Wink Poppy Midnight book cover
Wink Poppy Midnight by April Genevieve Tucholke
Publisher: Dial Books
Publication Date: March 22, 2016
Source: ARC borrowed from Lili (Thanks!)

Odd, yet magical - that's honestly the only way I can think of to sum up what I thought of Wink Poppy Midnight. It's even hard to describe what it's about, but I shall try: a villain, a hero, a secret. It might not sound like much (or at least I'm confident I failed in summarizing it), but trust me on this: it's good. Well, it's good if you like books where you actively suspend any preconceptions you might have and just simply go with the flow when it comes to what the author writes. And I apparently do! It was ever so fascinating, disturbing and compelling. The unique writing style, and the way Tucholke described things, all just made it impossible for me to not see this through till the end. While it's certainly not going to be everyone's cup of tea, it worked out really well for me.

A Fierce and Subtle Poison book cover
A Fierce and Subtle Poison by Samantha Mabry
Publisher: Algonquin Young Readers
Publication Date: April 12, 2016
Source: e-galley on Edelweiss (Thanks!)

A Fierce and Subtle Poison is the story of a boy named Lucas, who summers in Puerto Rico every year. It is also the story of girls who disappeared, of a house said to be cursed, of a mysterious girl named Isabel. I was drawn in by the promising (and unique) premise and setting; I ended up staying for the prose. The prose is lovely, and it's undeniable that Mabry knows how to tell a tale. I was swept right up into a lusciously written novel, curious about what was going to happen and how everything would play out. While I did wind up enjoying how it unfolded, I also felt rather like something was missing - perhaps that connection to the characters I read about that I always crave in my books. Still, objectively, this novel is good, and well worth taking the time to read.

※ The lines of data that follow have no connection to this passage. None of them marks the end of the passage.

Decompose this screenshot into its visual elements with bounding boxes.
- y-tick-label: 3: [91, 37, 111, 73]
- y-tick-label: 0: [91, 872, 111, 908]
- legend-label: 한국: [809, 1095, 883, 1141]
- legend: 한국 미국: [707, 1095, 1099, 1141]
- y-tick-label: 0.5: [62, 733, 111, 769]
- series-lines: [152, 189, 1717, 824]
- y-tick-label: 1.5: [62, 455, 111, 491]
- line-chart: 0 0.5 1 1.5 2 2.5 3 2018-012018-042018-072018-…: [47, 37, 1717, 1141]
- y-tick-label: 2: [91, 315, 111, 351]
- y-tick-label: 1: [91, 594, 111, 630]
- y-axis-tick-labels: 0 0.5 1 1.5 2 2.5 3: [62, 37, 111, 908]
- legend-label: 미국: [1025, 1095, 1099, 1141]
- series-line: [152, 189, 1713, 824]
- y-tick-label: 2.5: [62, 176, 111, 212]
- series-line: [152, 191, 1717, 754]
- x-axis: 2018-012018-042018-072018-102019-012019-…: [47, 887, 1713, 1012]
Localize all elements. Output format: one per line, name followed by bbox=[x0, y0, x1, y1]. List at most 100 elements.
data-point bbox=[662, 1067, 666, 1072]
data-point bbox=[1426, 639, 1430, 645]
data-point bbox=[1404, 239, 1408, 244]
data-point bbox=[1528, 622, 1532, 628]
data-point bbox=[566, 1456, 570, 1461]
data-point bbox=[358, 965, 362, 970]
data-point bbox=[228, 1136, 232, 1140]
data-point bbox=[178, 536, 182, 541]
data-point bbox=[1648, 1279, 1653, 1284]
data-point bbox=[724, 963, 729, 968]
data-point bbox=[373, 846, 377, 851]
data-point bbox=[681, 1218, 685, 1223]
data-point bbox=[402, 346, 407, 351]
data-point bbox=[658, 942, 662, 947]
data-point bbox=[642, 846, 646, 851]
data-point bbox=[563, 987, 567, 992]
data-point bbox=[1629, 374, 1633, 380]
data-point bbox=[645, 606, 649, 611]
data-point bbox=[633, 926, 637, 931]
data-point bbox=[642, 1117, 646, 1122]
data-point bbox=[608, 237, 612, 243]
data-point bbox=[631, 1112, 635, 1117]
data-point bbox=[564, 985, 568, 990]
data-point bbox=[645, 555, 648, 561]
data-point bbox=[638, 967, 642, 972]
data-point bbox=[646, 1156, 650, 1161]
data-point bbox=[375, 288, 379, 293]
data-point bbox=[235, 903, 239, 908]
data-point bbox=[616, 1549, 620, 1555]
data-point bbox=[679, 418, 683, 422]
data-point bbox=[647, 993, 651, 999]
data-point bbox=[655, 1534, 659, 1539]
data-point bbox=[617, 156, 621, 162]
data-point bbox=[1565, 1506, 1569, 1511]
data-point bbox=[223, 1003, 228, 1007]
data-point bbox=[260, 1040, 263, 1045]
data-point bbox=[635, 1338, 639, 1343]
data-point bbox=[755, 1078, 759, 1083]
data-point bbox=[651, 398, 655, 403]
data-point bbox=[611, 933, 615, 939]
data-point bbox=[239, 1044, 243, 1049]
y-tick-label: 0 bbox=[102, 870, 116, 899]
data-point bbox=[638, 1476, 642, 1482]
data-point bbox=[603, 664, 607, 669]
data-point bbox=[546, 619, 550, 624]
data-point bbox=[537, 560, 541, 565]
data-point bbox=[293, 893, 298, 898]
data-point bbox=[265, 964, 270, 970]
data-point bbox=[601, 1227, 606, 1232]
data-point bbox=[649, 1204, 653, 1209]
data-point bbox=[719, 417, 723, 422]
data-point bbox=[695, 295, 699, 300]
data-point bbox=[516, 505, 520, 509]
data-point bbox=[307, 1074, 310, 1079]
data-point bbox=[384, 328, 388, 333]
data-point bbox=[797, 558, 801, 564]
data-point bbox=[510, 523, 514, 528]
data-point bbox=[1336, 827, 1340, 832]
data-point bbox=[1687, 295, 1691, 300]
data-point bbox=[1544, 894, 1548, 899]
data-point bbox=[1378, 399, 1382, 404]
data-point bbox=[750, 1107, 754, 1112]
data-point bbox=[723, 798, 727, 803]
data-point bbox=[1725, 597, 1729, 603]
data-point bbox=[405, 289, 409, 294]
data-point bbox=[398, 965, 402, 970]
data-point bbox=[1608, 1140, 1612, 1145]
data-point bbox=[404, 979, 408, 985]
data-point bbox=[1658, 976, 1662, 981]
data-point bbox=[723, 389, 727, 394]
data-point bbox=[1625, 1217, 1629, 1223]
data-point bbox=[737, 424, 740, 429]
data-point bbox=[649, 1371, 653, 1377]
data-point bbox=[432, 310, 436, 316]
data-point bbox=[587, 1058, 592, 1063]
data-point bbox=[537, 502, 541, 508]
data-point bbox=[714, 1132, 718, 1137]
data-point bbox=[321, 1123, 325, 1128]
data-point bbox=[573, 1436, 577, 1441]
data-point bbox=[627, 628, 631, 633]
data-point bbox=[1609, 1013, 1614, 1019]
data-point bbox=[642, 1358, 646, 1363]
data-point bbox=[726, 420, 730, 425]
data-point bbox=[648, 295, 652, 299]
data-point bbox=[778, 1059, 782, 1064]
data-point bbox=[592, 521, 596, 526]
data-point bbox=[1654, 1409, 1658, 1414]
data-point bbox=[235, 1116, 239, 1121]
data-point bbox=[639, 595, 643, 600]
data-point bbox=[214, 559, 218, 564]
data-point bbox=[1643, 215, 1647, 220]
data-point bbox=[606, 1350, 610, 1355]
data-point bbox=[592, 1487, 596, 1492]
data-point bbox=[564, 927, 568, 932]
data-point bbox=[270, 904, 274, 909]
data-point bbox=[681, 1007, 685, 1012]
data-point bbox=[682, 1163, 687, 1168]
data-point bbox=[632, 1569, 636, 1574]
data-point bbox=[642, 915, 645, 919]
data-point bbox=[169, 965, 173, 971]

Masks and Shadows book cover
Masks and Shadows by Stephanie Burgis
Publisher: Pyr
Publication Date: April 12, 2016
Source: e-galley on Edelweiss (Thanks!)

I feel like Masks and Shadows fell short of its full potential. This is an adult historical fantasy romance novel, set in 1779 in the Habsburg Empire (which is a setting I've never read about, at least as far I can recall, and I found it utterly fascinating). The novel is centered around Charlotte von Steinbeck, a young widow and sister to the mistress of Prince Nikolaus Esterházy, and Carlo Morelli, the most renowned castrato singer of that time. These two find themselves swept up in the court intrigue, power plays, secrets and romance of the Esterháza Palace, and I'll say no more on what actually happens. To be honest, the plot is predictable, though that didn't deter me from flying through the pages. The characters were also unremarkable, though they were described well enough to give me a clear mental image of who they were. Overall, this novel averages out to a well-constructed tale that lacked something to make it really stand out. (Personally, I think it might have been the writing itself that didn't really work for me in the end.)